SALADILLO – “Qui a Saladillo il 50 per cento dei cognomi italiani provengono da Teggiano, un piccolo centro vicino a Salerno”. Parola di Ana Tosca, presidente della Società Italiana di Saladillo, nel centro della Provincia di Buenos Aires, a 180 kilometri dalla capitale. E non a caso gemellata con Teggiano.
Saladillo è una città a economia agricola: non di latifondisti che vivono in capitale, ma di piccoli poderi, i cui proprietari abitano sul posto. “I migranti italiani lavoravano nei campi e nell’edilizia, gli spagnoli aprivano piccoli spacci e negozi di alimentari, i turchi erano ambulanti”: così Ana illustra il contribuito dell’immigrazione alla formazione della città.
La città di Saladillo nasce ufficialmente nel 1863. “La Sociedad Italiana nel 1874 – racconta Ana –. Tanto che agli inizi era sicuramente una presenza più forte dello Stato”. Forniva assistenza economica, cure mediche, addirittura ospitalità ai nuovi arrivati.
I bisnonni provengono, per parte materna, da Savona e, da parte di padre, dal Friuli. “Cosa che mi ha stupito – ammette –. Credevo che Tosca fosse un cognome del centro-Italia”.
Poco tempo fa, la Società Italiana ha ricevuto i responsabili del Museo del Cognome di Padula (Salerno), che hanno condotto una lezione sulla genealogia e la storia dei cognomi. Invenzione del tardo Medioevo (nell’antichità solo i nobili e reali avevano un cognome, come la gens dei patrizi romani) e che inizialmente serviva a identificare, in modo diretto, i rapporti di paternità e filiazione. Per poi trasformarsi in qualcosa di fisso, per riconoscere non solo le famiglie, ma anche gli individui.
La Società Italiana di Saladillo, 10 anni fa, rischiò di perdere il Teatro Guglielmo Marconi, di sua proprietà, presenza storica in città. “La commissione direttiva di allora mi chiese aiuto, perché la mia famiglia aveva gestito il cinema e sapevano quanto ci tenessi – ricorda Ana –. Abbiamo dovuto mettere ordine negli archivi, cercare documenti, verbali di assemblee dei soci, bilanci… Ci sono voluti anni, ma alla fine siamo riusciti a recuperare la personalità giuridica e il Cuit e salvare il teatro”.

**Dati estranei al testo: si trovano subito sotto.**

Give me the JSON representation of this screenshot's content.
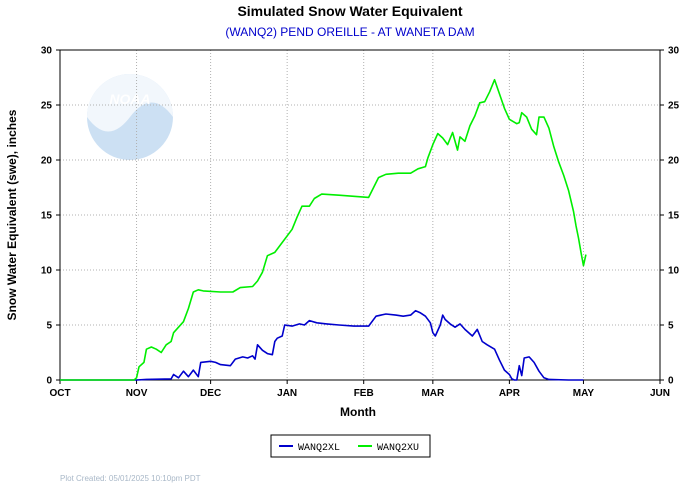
{
  "chart_data": {
    "type": "line",
    "title": "Simulated Snow Water Equivalent",
    "subtitle": "(WANQ2) PEND OREILLE - AT WANETA DAM",
    "xlabel": "Month",
    "ylabel": "Snow Water Equivalent (swe),  inches",
    "x_tick_labels": [
      "OCT",
      "NOV",
      "DEC",
      "JAN",
      "FEB",
      "MAR",
      "APR",
      "MAY",
      "JUN"
    ],
    "xlim": [
      "2024-10-01",
      "2025-06-01"
    ],
    "ylim": [
      0,
      30
    ],
    "y_ticks": [
      0,
      5,
      10,
      15,
      20,
      25,
      30
    ],
    "grid": "dotted",
    "legend_position": "bottom-center",
    "logo": "NOAA",
    "series": [
      {
        "name": "WANQ2XL",
        "color": "#0000cc",
        "points": [
          [
            "2024-10-01",
            0.0
          ],
          [
            "2024-11-01",
            0.0
          ],
          [
            "2024-11-05",
            0.05
          ],
          [
            "2024-11-15",
            0.1
          ],
          [
            "2024-11-16",
            0.5
          ],
          [
            "2024-11-18",
            0.2
          ],
          [
            "2024-11-20",
            0.8
          ],
          [
            "2024-11-22",
            0.3
          ],
          [
            "2024-11-24",
            0.9
          ],
          [
            "2024-11-26",
            0.3
          ],
          [
            "2024-11-27",
            1.6
          ],
          [
            "2024-12-01",
            1.7
          ],
          [
            "2024-12-03",
            1.6
          ],
          [
            "2024-12-05",
            1.4
          ],
          [
            "2024-12-09",
            1.3
          ],
          [
            "2024-12-11",
            1.9
          ],
          [
            "2024-12-14",
            2.1
          ],
          [
            "2024-12-16",
            2.0
          ],
          [
            "2024-12-18",
            2.2
          ],
          [
            "2024-12-19",
            1.9
          ],
          [
            "2024-12-20",
            3.2
          ],
          [
            "2024-12-22",
            2.7
          ],
          [
            "2024-12-24",
            2.4
          ],
          [
            "2024-12-26",
            2.3
          ],
          [
            "2024-12-27",
            3.5
          ],
          [
            "2024-12-28",
            3.8
          ],
          [
            "2024-12-30",
            4.0
          ],
          [
            "2024-12-31",
            5.0
          ],
          [
            "2025-01-03",
            4.9
          ],
          [
            "2025-01-06",
            5.1
          ],
          [
            "2025-01-08",
            5.0
          ],
          [
            "2025-01-10",
            5.4
          ],
          [
            "2025-01-13",
            5.2
          ],
          [
            "2025-01-17",
            5.1
          ],
          [
            "2025-01-22",
            5.0
          ],
          [
            "2025-01-28",
            4.9
          ],
          [
            "2025-02-03",
            4.9
          ],
          [
            "2025-02-06",
            5.8
          ],
          [
            "2025-02-10",
            6.0
          ],
          [
            "2025-02-14",
            5.9
          ],
          [
            "2025-02-17",
            5.8
          ],
          [
            "2025-02-20",
            5.9
          ],
          [
            "2025-02-22",
            6.3
          ],
          [
            "2025-02-24",
            6.1
          ],
          [
            "2025-02-26",
            5.8
          ],
          [
            "2025-02-28",
            5.2
          ],
          [
            "2025-03-01",
            4.3
          ],
          [
            "2025-03-02",
            4.0
          ],
          [
            "2025-03-04",
            5.0
          ],
          [
            "2025-03-05",
            5.9
          ],
          [
            "2025-03-06",
            5.5
          ],
          [
            "2025-03-08",
            5.1
          ],
          [
            "2025-03-10",
            4.8
          ],
          [
            "2025-03-12",
            5.1
          ],
          [
            "2025-03-14",
            4.6
          ],
          [
            "2025-03-17",
            4.0
          ],
          [
            "2025-03-19",
            4.6
          ],
          [
            "2025-03-21",
            3.5
          ],
          [
            "2025-03-23",
            3.2
          ],
          [
            "2025-03-26",
            2.8
          ],
          [
            "2025-03-28",
            1.8
          ],
          [
            "2025-03-30",
            0.9
          ],
          [
            "2025-04-01",
            0.5
          ],
          [
            "2025-04-02",
            0.1
          ],
          [
            "2025-04-03",
            0.0
          ],
          [
            "2025-04-04",
            0.0
          ],
          [
            "2025-04-05",
            1.3
          ],
          [
            "2025-04-06",
            0.4
          ],
          [
            "2025-04-07",
            2.0
          ],
          [
            "2025-04-09",
            2.1
          ],
          [
            "2025-04-11",
            1.6
          ],
          [
            "2025-04-13",
            0.8
          ],
          [
            "2025-04-15",
            0.2
          ],
          [
            "2025-04-17",
            0.05
          ],
          [
            "2025-04-25",
            0.0
          ],
          [
            "2025-05-01",
            0.0
          ]
        ]
      },
      {
        "name": "WANQ2XU",
        "color": "#00ee00",
        "points": [
          [
            "2024-10-01",
            0.0
          ],
          [
            "2024-10-31",
            0.0
          ],
          [
            "2024-11-01",
            0.2
          ],
          [
            "2024-11-02",
            1.2
          ],
          [
            "2024-11-04",
            1.6
          ],
          [
            "2024-11-05",
            2.8
          ],
          [
            "2024-11-07",
            3.0
          ],
          [
            "2024-11-09",
            2.8
          ],
          [
            "2024-11-11",
            2.5
          ],
          [
            "2024-11-13",
            3.2
          ],
          [
            "2024-11-15",
            3.5
          ],
          [
            "2024-11-16",
            4.3
          ],
          [
            "2024-11-18",
            4.8
          ],
          [
            "2024-11-20",
            5.3
          ],
          [
            "2024-11-22",
            6.5
          ],
          [
            "2024-11-24",
            8.0
          ],
          [
            "2024-11-26",
            8.2
          ],
          [
            "2024-11-28",
            8.1
          ],
          [
            "2024-12-05",
            8.0
          ],
          [
            "2024-12-10",
            8.0
          ],
          [
            "2024-12-13",
            8.4
          ],
          [
            "2024-12-18",
            8.5
          ],
          [
            "2024-12-20",
            9.0
          ],
          [
            "2024-12-22",
            9.8
          ],
          [
            "2024-12-24",
            11.3
          ],
          [
            "2024-12-27",
            11.6
          ],
          [
            "2024-12-30",
            12.5
          ],
          [
            "2025-01-03",
            13.7
          ],
          [
            "2025-01-05",
            14.8
          ],
          [
            "2025-01-07",
            15.8
          ],
          [
            "2025-01-10",
            15.8
          ],
          [
            "2025-01-12",
            16.5
          ],
          [
            "2025-01-15",
            16.9
          ],
          [
            "2025-01-22",
            16.8
          ],
          [
            "2025-01-28",
            16.7
          ],
          [
            "2025-02-03",
            16.6
          ],
          [
            "2025-02-05",
            17.5
          ],
          [
            "2025-02-07",
            18.4
          ],
          [
            "2025-02-10",
            18.7
          ],
          [
            "2025-02-15",
            18.8
          ],
          [
            "2025-02-20",
            18.8
          ],
          [
            "2025-02-23",
            19.2
          ],
          [
            "2025-02-26",
            19.4
          ],
          [
            "2025-02-27",
            20.2
          ],
          [
            "2025-03-01",
            21.4
          ],
          [
            "2025-03-03",
            22.4
          ],
          [
            "2025-03-05",
            22.0
          ],
          [
            "2025-03-07",
            21.4
          ],
          [
            "2025-03-09",
            22.5
          ],
          [
            "2025-03-11",
            20.9
          ],
          [
            "2025-03-12",
            22.1
          ],
          [
            "2025-03-14",
            21.7
          ],
          [
            "2025-03-16",
            23.1
          ],
          [
            "2025-03-18",
            24.0
          ],
          [
            "2025-03-20",
            25.2
          ],
          [
            "2025-03-22",
            25.3
          ],
          [
            "2025-03-24",
            26.2
          ],
          [
            "2025-03-26",
            27.3
          ],
          [
            "2025-03-28",
            26.0
          ],
          [
            "2025-03-30",
            24.7
          ],
          [
            "2025-04-01",
            23.7
          ],
          [
            "2025-04-04",
            23.3
          ],
          [
            "2025-04-05",
            23.4
          ],
          [
            "2025-04-06",
            24.3
          ],
          [
            "2025-04-08",
            23.9
          ],
          [
            "2025-04-10",
            22.8
          ],
          [
            "2025-04-12",
            22.3
          ],
          [
            "2025-04-13",
            23.9
          ],
          [
            "2025-04-15",
            23.9
          ],
          [
            "2025-04-17",
            22.9
          ],
          [
            "2025-04-19",
            21.2
          ],
          [
            "2025-04-21",
            19.8
          ],
          [
            "2025-04-23",
            18.6
          ],
          [
            "2025-04-25",
            17.2
          ],
          [
            "2025-04-27",
            15.3
          ],
          [
            "2025-04-28",
            14.0
          ],
          [
            "2025-04-29",
            12.9
          ],
          [
            "2025-04-30",
            11.6
          ],
          [
            "2025-05-01",
            10.4
          ],
          [
            "2025-05-02",
            11.4
          ]
        ]
      }
    ]
  },
  "footer": {
    "plot_created": "Plot Created: 05/01/2025 10:10pm PDT"
  }
}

A dicembre scorso c’è stata una nuova inaugurazione, anche perché nel frattempo la Sociutà Italiano lo ha arricchito con la presenza di un bar tematico. “È stata una grande festa con pizza, musica e balli tipici”, dice Ana. Un’occasione per festeggiare anche i 150 anni di vita dell’organizzazione.
Per il 2025, c’è il progetto di sviluppare l’offerta di attività. “Fare conoscere alle scuole la storia del nostro teatro, luogo simbolo per tutta la città – spiega la presidente –. Abbiamo in programma un corso di danze popolari e abbiamo riflettuto anche sull’opportunità di aprire corsi di lingua, ma in città c’è già la Dante. Non ha senso farci concorrenza, soprattutto in un piccolo centro”.
Altro progetto a più largo termine, la digitalizzazione di tutti i verbali e i documenti ancora conservati nell’archivio dell’associazione dalla sua nascita a oggi. “Sarebbe un materiale prezioso per chiunque voglia studiare la storia della città”, afferma Ana.
Quali criticità restano, invece, per un’associazione che fino pochi anni fa stava rischiando di perdere tutto e scomparire? “La debolezza è la parte amministrativa – afferma Ana –. Tenere in ordine la documentazione, i verbali, i bilanci… Servono persone che abbiano voglia di farlo, visto che è un lavoro noioso, e sappiano farlo. E magari un aiuto dalla municipalità: se mettesse a disposizione un commercialista, non solo per noi, ma per tutte le associazioni, sarebbe un enorme risparmio”.
Ma Ana non ha dubbi. “Questo lavoro dietro le quinte è indispensabile – sottolinea –. Solo così, con i bilanci in ordine, si può sviluppare la parte creativa, i progetti magari affidati alla creatività e allo spirito di iniziativa dei giovani. E soprattutto accedere a bandi, convenzioni, contributi, fare gemellaggi come quello con Teggiano”.